I think there was a slow burn for skincare. And now more and more brands are truly using natural ingredients and avoiding ingredients that we know aren't super helpful for skin. Natural skin care has been evolving very slowly, very steadily, for years. And now cosmetics are coming.
It's happening more rapidly and I think that you have a consumer that is educating themselves and making different choices, and asking different questions. None of us want to use lipsticks that dry our lips or don't work. So the demand for things that work isn't going away but if you can achieve that with healthy ingredients then why wouldn't you? I think Bite was a bit early and I feel really fortunate that we did it in a way where people liked the brand and then got that we used natural ingredients.
It's always nice that you got that validation that the products worked first.
Yes it's pretty amazing. Everyone has their own definition of natural too. There are a couple of pigments that I use that are not natural because we wouldn't have an orange red or we wouldn't have a bright undertone on some of our shades. I find that there has been an all or nothing view, that either you're completely natural or it doesn't matter. I don't think that the rules need to be that defined. You can be 97 percent certified organic and there might be three per cent red 7.
Did you put a lot of thought into the packaging?
Oh yeah... If you just feel the weight of containers, the texture, the magnetic cap on the lid... it has a very luxurious kind of [fell]. I remember having a bit of resistance the dark grey [packaging] seven years ago but, I think it's kind of timeless.
It's funny how those little things, like the way something feels in your hand, actually has a huge bearing on our attraction to a product.
I think any detail, the detail that you don't notice, that kind of emotional detail is the stuff that matters.
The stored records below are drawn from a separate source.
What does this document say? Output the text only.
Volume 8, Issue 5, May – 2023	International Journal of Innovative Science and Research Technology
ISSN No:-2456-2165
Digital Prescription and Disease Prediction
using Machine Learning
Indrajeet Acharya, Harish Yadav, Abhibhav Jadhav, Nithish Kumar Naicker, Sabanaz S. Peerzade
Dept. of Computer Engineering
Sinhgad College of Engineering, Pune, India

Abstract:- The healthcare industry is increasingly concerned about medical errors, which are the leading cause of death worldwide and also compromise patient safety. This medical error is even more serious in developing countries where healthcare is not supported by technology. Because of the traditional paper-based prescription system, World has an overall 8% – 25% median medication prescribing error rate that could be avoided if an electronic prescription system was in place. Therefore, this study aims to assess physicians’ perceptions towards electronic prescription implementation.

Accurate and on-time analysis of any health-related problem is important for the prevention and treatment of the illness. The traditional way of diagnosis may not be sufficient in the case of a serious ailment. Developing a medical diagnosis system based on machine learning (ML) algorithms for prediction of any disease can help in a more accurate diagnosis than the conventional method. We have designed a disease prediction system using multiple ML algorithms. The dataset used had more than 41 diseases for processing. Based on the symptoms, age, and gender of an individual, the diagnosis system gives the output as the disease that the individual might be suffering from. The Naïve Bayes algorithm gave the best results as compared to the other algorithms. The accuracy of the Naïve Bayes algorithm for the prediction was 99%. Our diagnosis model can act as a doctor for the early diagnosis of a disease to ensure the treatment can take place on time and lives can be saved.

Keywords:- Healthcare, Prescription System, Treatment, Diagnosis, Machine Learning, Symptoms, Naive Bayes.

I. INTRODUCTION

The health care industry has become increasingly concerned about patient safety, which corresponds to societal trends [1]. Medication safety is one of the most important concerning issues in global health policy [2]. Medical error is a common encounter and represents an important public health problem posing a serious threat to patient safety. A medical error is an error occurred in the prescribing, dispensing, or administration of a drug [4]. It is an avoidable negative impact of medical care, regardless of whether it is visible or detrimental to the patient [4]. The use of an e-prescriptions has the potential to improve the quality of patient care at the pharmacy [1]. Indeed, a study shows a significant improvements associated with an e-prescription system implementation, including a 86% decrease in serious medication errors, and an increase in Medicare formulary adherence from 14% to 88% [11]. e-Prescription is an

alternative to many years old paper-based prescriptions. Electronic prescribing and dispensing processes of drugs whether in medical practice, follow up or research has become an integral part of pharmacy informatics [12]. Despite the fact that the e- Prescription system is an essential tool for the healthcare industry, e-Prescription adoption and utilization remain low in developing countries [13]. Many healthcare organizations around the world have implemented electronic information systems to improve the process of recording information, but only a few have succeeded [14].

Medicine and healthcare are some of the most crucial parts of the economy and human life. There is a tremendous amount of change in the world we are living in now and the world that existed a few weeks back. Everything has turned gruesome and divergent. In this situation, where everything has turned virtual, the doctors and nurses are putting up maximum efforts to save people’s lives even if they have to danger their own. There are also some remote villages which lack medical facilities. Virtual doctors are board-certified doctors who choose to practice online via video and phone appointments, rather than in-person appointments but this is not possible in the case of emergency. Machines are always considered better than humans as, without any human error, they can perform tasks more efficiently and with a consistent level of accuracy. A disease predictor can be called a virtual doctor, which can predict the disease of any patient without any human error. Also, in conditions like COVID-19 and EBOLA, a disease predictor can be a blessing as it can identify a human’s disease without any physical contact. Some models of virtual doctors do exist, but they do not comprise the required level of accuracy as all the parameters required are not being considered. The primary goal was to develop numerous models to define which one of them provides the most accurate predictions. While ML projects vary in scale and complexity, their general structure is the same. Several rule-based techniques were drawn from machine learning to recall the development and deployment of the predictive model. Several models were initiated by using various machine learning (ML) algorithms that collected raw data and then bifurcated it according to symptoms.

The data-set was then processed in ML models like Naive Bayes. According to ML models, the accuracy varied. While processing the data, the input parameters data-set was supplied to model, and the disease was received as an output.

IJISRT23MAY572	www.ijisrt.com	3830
A lot of thought goes into maintaining our standards - the shapes to our caps, the way things feel. Those are some of the things that we thought about. What would be classic, yet modern at the same time.
At the moment it's just lips. Will you stick with that or would you ever expand into another category?
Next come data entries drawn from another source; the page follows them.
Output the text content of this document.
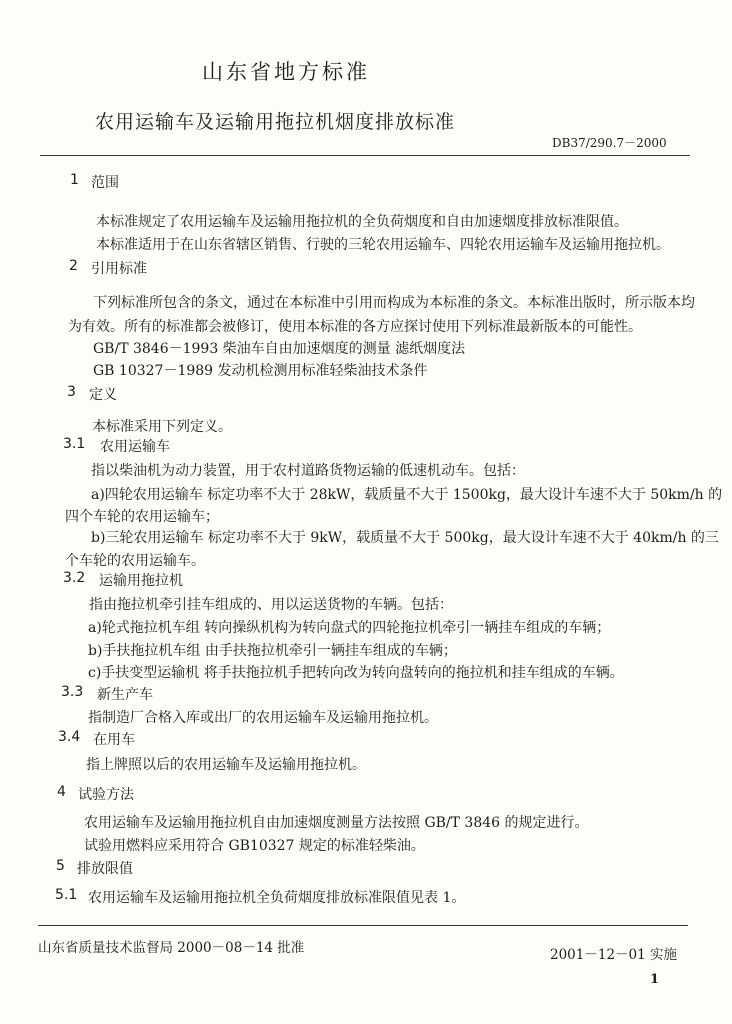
山东省地方标准
农用运输车及运输用拖拉机烟度排放标准
DB37/290.7－2000
1 范围
本标准规定了农用运输车及运输用拖拉机的全负荷烟度和自由加速烟度排放标准限值。
本标准适用于在山东省辖区销售、行驶的三轮农用运输车、四轮农用运输车及运输用拖拉机。
2 引用标准
下列标准所包含的条文，通过在本标准中引用而构成为本标准的条文。本标准出版时，所示版本均
为有效。所有的标准都会被修订，使用本标准的各方应探讨使用下列标准最新版本的可能性。
GB/T 3846－1993 柴油车自由加速烟度的测量 滤纸烟度法
GB 10327－1989 发动机检测用标准轻柴油技术条件
3 定义
本标准采用下列定义。
3.1 农用运输车
指以柴油机为动力装置，用于农村道路货物运输的低速机动车。包括：
a)四轮农用运输车 标定功率不大于 28kW，载质量不大于 1500kg，最大设计车速不大于 50km/h 的
四个车轮的农用运输车；
b)三轮农用运输车 标定功率不大于 9kW，载质量不大于 500kg，最大设计车速不大于 40km/h 的三
个车轮的农用运输车。
3.2 运输用拖拉机
指由拖拉机牵引挂车组成的、用以运送货物的车辆。包括：
a)轮式拖拉机车组 转向操纵机构为转向盘式的四轮拖拉机牵引一辆挂车组成的车辆；
b)手扶拖拉机车组 由手扶拖拉机牵引一辆挂车组成的车辆；
c)手扶变型运输机 将手扶拖拉机手把转向改为转向盘转向的拖拉机和挂车组成的车辆。
3.3 新生产车
指制造厂合格入库或出厂的农用运输车及运输用拖拉机。
3.4 在用车
指上牌照以后的农用运输车及运输用拖拉机。
4 试验方法
农用运输车及运输用拖拉机自由加速烟度测量方法按照 GB/T 3846 的规定进行。
试验用燃料应采用符合 GB10327 规定的标准轻柴油。
5 排放限值
5.1 农用运输车及运输用拖拉机全负荷烟度排放标准限值见表 1。
山东省质量技术监督局 2000－08－14 批准	2001－12－01 实施
1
Previously I would have said no, because natural ingredients and lipstick is something that we really had to focus on to get it right. But I think there are advances and new ingredients coming out that are coconut-derived or made from squalin instead of silicone. They provide functionality and technically high performance. So I play around with a lot of stuff by myself right now.
You know, I have a chemist working on a formula for a transparent bullet that is 100 per cent natural. And 95-96 per cent oil, so it's an oil in a stick. Those ingredients didn't exist a year ago. We actually have to wait to launch it because this new ingredient has to be certified in North America before we can formulate with it. So, when I move out of lip I would be open to it. But products would have to work and they have to be natural. I wouldn't consider doing unless those things are possible.